Il y avait donc eu du désordre et personne ne s’en était aperçu ou n’avait voulu s’en apercevoir. Mais dans les affaires confuses, le désordre n’est pas toujours là où on le soupçonne. Bien entendu l’idée  du mariage entre  gens de même sexe fait désordre.  Mais où se trouve vraiment le désordre? Est-ce dans le fait que les futurs mariés demandent à s’aimer devant Dieu  ou dans  le fait que ce n’est pas dans les usages, ou pour des raisons théologiques inavouables ? 

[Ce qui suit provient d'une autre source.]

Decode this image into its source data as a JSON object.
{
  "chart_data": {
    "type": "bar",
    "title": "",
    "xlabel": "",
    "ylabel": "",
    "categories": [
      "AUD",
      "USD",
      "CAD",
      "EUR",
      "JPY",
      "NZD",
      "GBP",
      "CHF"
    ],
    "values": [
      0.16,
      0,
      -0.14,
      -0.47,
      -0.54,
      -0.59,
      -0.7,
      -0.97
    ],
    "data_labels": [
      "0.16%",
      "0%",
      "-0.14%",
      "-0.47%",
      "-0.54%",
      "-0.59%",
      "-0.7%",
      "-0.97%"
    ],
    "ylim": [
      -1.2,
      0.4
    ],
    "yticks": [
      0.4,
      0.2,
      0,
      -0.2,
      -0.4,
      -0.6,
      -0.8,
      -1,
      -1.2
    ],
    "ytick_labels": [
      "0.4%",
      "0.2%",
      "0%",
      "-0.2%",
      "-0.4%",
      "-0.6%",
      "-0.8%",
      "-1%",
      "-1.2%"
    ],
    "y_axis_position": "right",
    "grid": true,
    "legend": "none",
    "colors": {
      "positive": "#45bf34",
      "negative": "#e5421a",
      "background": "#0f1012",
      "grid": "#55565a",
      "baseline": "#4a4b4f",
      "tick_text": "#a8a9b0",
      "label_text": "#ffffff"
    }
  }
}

Dans le mariage dont il est question ici, on note qu’il y a du désordre. C’est la mère de Jésus qui s’en aperçoit et qui cherche à y remédier avec l’aide de son fils. Pour y remédier, Jésus doit se substituer à celui des deux époux chez qui la noce se déroule, ce qui n’est pas très indiqué quand on est invité. Jésus doit se substituer à lui en intervenant dans l’ordonnancement des boissons. En prenant pour un instant ce rôle, le désordre cesse. Et c’est sans doute à ce constat que le récit veut nous amener.

Pourquoi donc nous avoir raconté un mariage où les choses vont de travers et où l’auteur ne nous dit pas qui se marie et avec qui ? On ne voit pas pourquoi on nous a raconté cette histoire. Si nous avions un esprit mal intentionné, nous dirions que  Jésus s’est fait manipuler par sa mère et qu’il a  fait un miracle contestable que personne  n’a  remarqué, si non l’auteur du texte, et c’est cela qui est important. 

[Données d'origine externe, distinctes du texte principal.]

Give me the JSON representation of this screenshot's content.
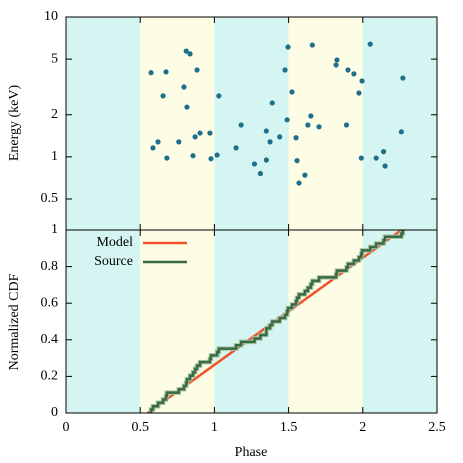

On a l’habitude de lire ce texte en focalisant notre attention sur le miracle et on oublie ce qu’il y a d’inhabituel dans le contexte. Pour ma part, compte tenu de toutes ces anomalies, je vais m’efforcer de le lire d’une manière symbolique. Apparemment ce n’est pas le récit de la noce qui est important, ni le miracle d’ailleurs mais ce sont toutes ces circonstances que je viens de pointer.

Le mariage se place habituellement au commencement de la vie en couple. C’est  donc une fête qui se déroule au début d’une aventure à deux. Si on réalise que l’on est au début de l’Evangile, il n’est pas impossible de penser que ce mariage pourrait bien être symboliquement le récit du mariage de l’Eglise avec le Christ. 

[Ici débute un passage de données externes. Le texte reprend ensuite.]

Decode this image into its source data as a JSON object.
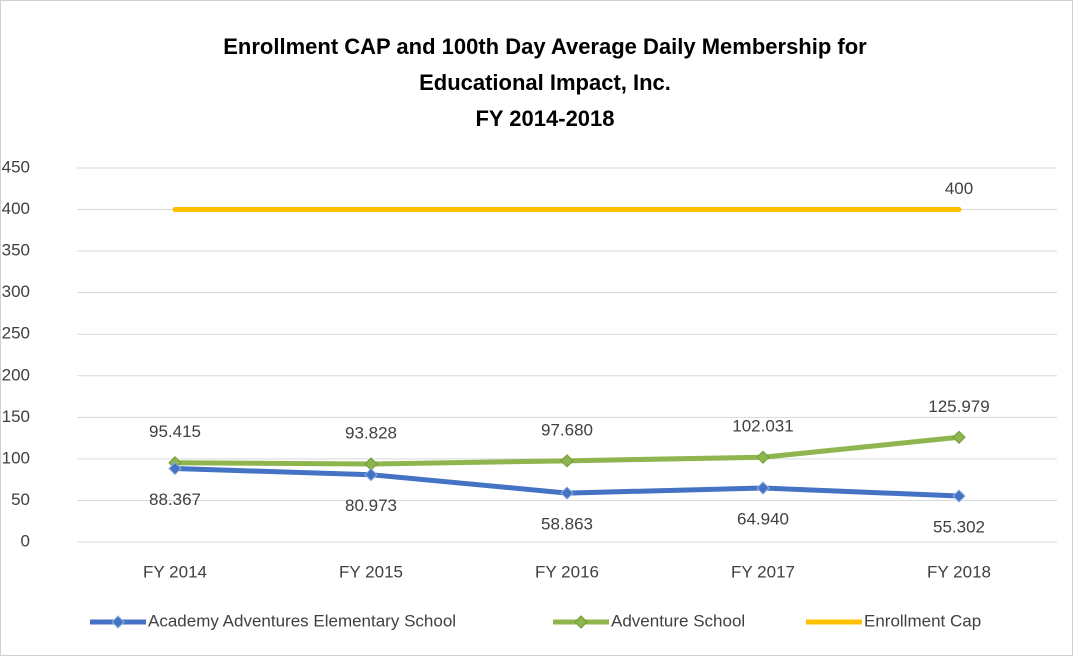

Depuis l’origine des temps, le couple formé par Dieu et les hommes ne marche pas fort. L’histoire du Premier Testament nous raconte la relation orageuse entre Dieu, qui s’offre comme époux à Israël présenté comme son épouse. Le prophète Osée a du symboliser dans sa propre vie l’union entre Dieu et Israël en épousant une prostituée. 
  
Nous avons vu que Jésus prend ici subrepticement le rôle de l’époux. Serait-il le futur époux du peuple de Dieu ? Est-ce pour cela qu’il est si discret ? Le récit de ce mariage commence par l’expression : Trois jours après ! Mais après quoi ? Nous savons bien que le 3 eme jour est le jour de la résurrection. Ce récit des noces de Cana ne peut donc être lu que dans le contexte de la résurrection. Et comme à la résurrection, Marie était là. Marie a toujours joué un double rôle, elle est mère de Jésus et elle est figure de l’Eglise qu’elle anticipe. 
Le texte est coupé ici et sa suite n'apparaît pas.